Sábado, 16 Enero 2021 21:00

Ocho rugbiers serán juzgados este año por el crimen de Fernando Báez Sosa

La fiscalía los acusa por el delito de "homicidio doblemente agravado por su comisión con alevosía y por el concurso premeditado de dos o más personas".

Ocho rugbiers serán juzgados este año por el crimen de Fernando Báez Sosa

El juicio por el crimen de Fernando Báez Sosa ocurrido el 18 de enero de 2020 -mañana se cumplirá un año- se llevará a cabo este año, con ocho de los diez rugbiers sentados en el banquillo de los acusados por el ataque ocurrido ese sábado a la madrugada a la salida del boliche Le Brique en Villa Gesell.

El joven de 18 años, estudiante en la Facultad de Derecho de la Universidad de Buenos Aires (UBA), y dos amigos fueron golpeados por un grupo de adolescentes, presuntamente porque la víctima empujó sin querer a uno de ellos y le hizo derramar un vaso con bebida alcohólica en la camisa.

El crimen fue calificado como "homicidio doblemente agravado por su comisión con alevosía y por el concurso premeditado de dos o más personas" y en noviembre pasado, luego de diez meses de investigación, la fiscal Verónica Zamboni presentó ante el juez David Mancinelli, a cargo del Juzgado de Garantías de Villa Gesell, la requisitoria de elevación a juicio contra los ocho imputados, jugadores de rugby en el club Náutico Arsenal Zárate.
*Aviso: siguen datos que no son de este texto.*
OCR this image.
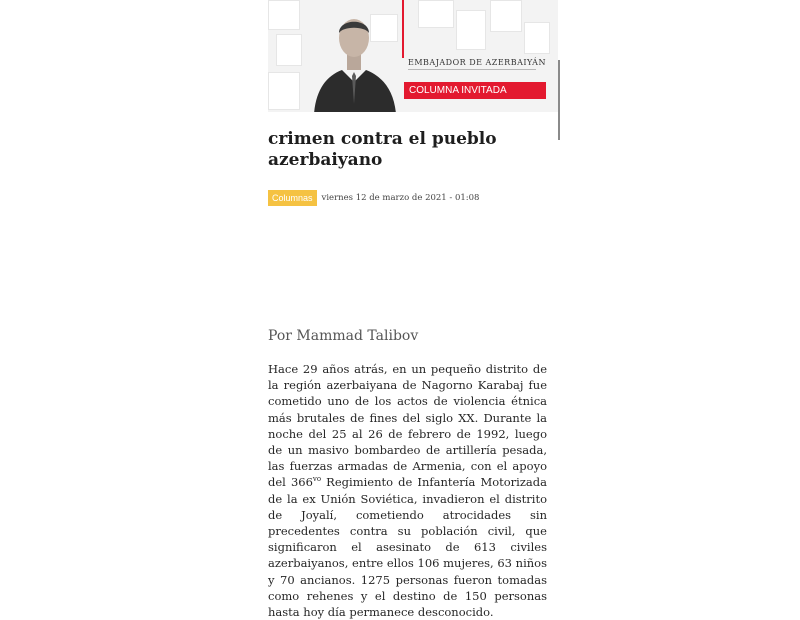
EMBAJADOR DE AZERBAIYÁN
COLUMNA INVITADA
crimen contra el pueblo azerbaiyano
Columnas	viernes 12 de marzo de 2021 - 01:08
Por Mammad Talibov

Hace 29 años atrás, en un pequeño distrito de la región azerbaiyana de Nagorno Karabaj fue cometido uno de los actos de violencia étnica más brutales de fines del siglo XX. Durante la noche del 25 al 26 de febrero de 1992, luego de un masivo bombardeo de artillería pesada, las fuerzas armadas de Armenia, con el apoyo del $366^{vo}$ Regimiento de Infantería Motorizada de la ex Unión Soviética, invadieron el distrito de Joyalí, cometiendo atrocidades sin precedentes contra su población civil, que significaron el asesinato de 613 civiles azerbaiyanos, entre ellos 106 mujeres, 63 niños y 70 ancianos. 1275 personas fueron tomadas como rehenes y el destino de 150 personas hasta hoy día permanece desconocido.
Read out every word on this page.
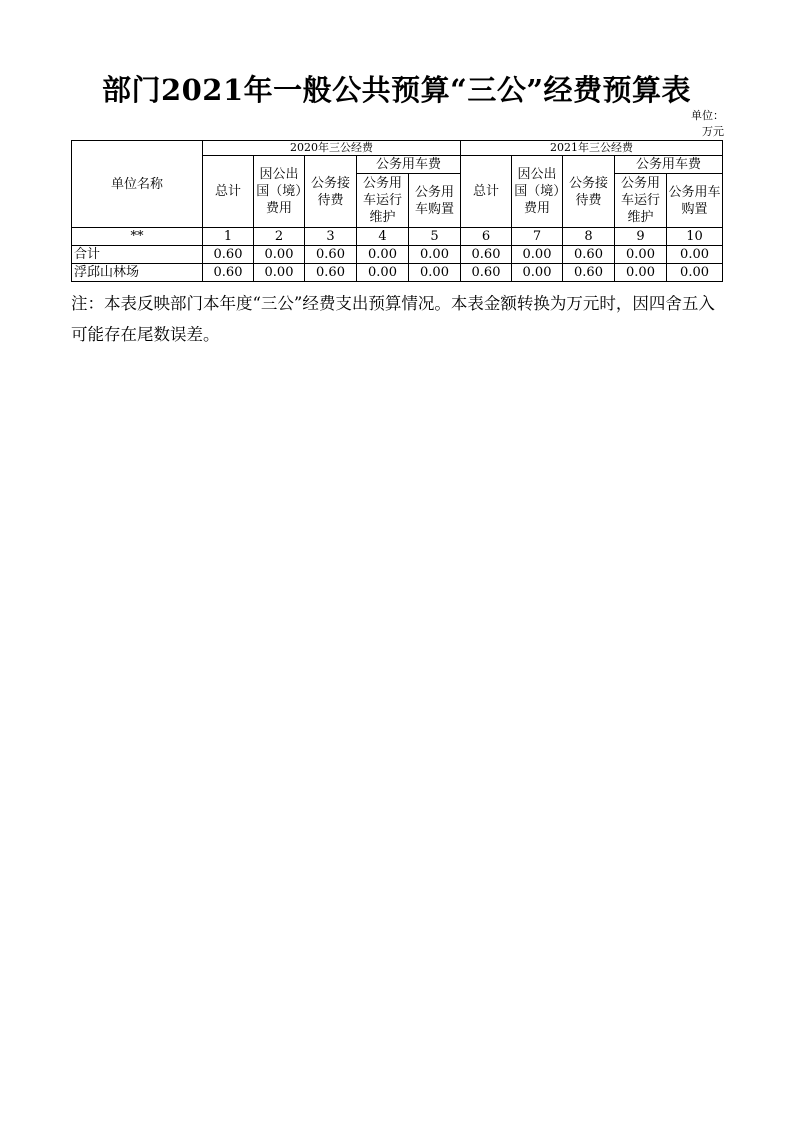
部门2021年一般公共预算“三公”经费预算表
单位：万元
单位名称	2020年三公经费					2021年三公经费				
	总计	因公出国（境）费用	公务接待费	公务用车费		总计	因公出国（境）费用	公务接待费	公务用车费	
				公务用车运行维护	公务用车购置				公务用车运行维护	公务用车购置

**	1	2	3	4	5	6	7	8	9	10
合计	0.60	0.00	0.60	0.00	0.00	0.60	0.00	0.60	0.00	0.00
浮邱山林场	0.60	0.00	0.60	0.00	0.00	0.60	0.00	0.60	0.00	0.00
注：本表反映部门本年度“三公”经费支出预算情况。本表金额转换为万元时，因四舍五入可能存在尾数误差。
Ellos son: Máximo Pablo Thomsen (20 años), Ciro Pertossi (20), Enzo Comelli (20), Matías Franco Benicelli (21), Blas Cinalli (19), Ayrton Viollaz (21), Lucas Pertossi (21) y Luciano Pertossi (19).

Por su parte, Juan Pedro Guarino y Alejo Milanesi están libres pero involucrados en la causa, con un pedido de sobreseimiento por parte de la fiscal, quien consideró que no cuenta con las pruebas suficientes para demostrar que los acusados participaron de la agresión contra Báez Sosa, algo que definirá el magistrado cuando confirme la elevación a juicio.

De todas maneras, la querella presentará un pedido para incluir en el juicio a Milanesi, porque entienden que la actitud violenta que mostraba en los videos difundidos permite suponer que estuvo vinculado directamente a la agresión que derivó en la muerte de Fernando.

El pedido contra los rugbiers se realizó tras el análisis de casi un centenar de pruebas, entre ellas la autopsia, peritajes a los teléfonos celulares de los imputados, peritajes en el lugar de los hechos y otros sobre las prendas de los imputados -las zapatillas- y de las víctimas, declaraciones testimoniales, registros fílmicos y fotográficos, informes de diferentes organismos y muestras de ADN- con las que la fiscal determinó la participación que cada uno de los imputados tuvo en el ataque que derivó en el crimen de Báez Sosa.

Luego de la feroz golpiza a la víctima, los rugbiers se sacaron una selfie en la que se los veía sonrientes y con los pulgares hacia arriba.

Asimismo, fueron a desayunar a un local de comida rápida, y en el grupo de WhatsApp intercambiaban mensajes que decían, entre otras cosas, que Fernando "caducó", y festejaban diciendo "ganamos".

Los diez rugbiers primero fueron alojados en la comisaría 1era de Pinamar, luego en el penal de Dolores y por último en la Alcaidía Penitenciaria número 3 de Melchor Romero, donde se encuentran desde el 13 de marzo pasado, a excepción de Guarino y Milanesi ya liberados.

El jueves pasado, el presidente Alberto Fernández recibió en la Casa Rosada a Silvino Báez y Graciela Sosa, padre y madre de Fernando.

Del encuentro participaron también el legislador Leandro Santoro y el miembro del Observatorio de Víctimas del Delito y sobreviviente de la Masacre de Flores, Matías Bagnato.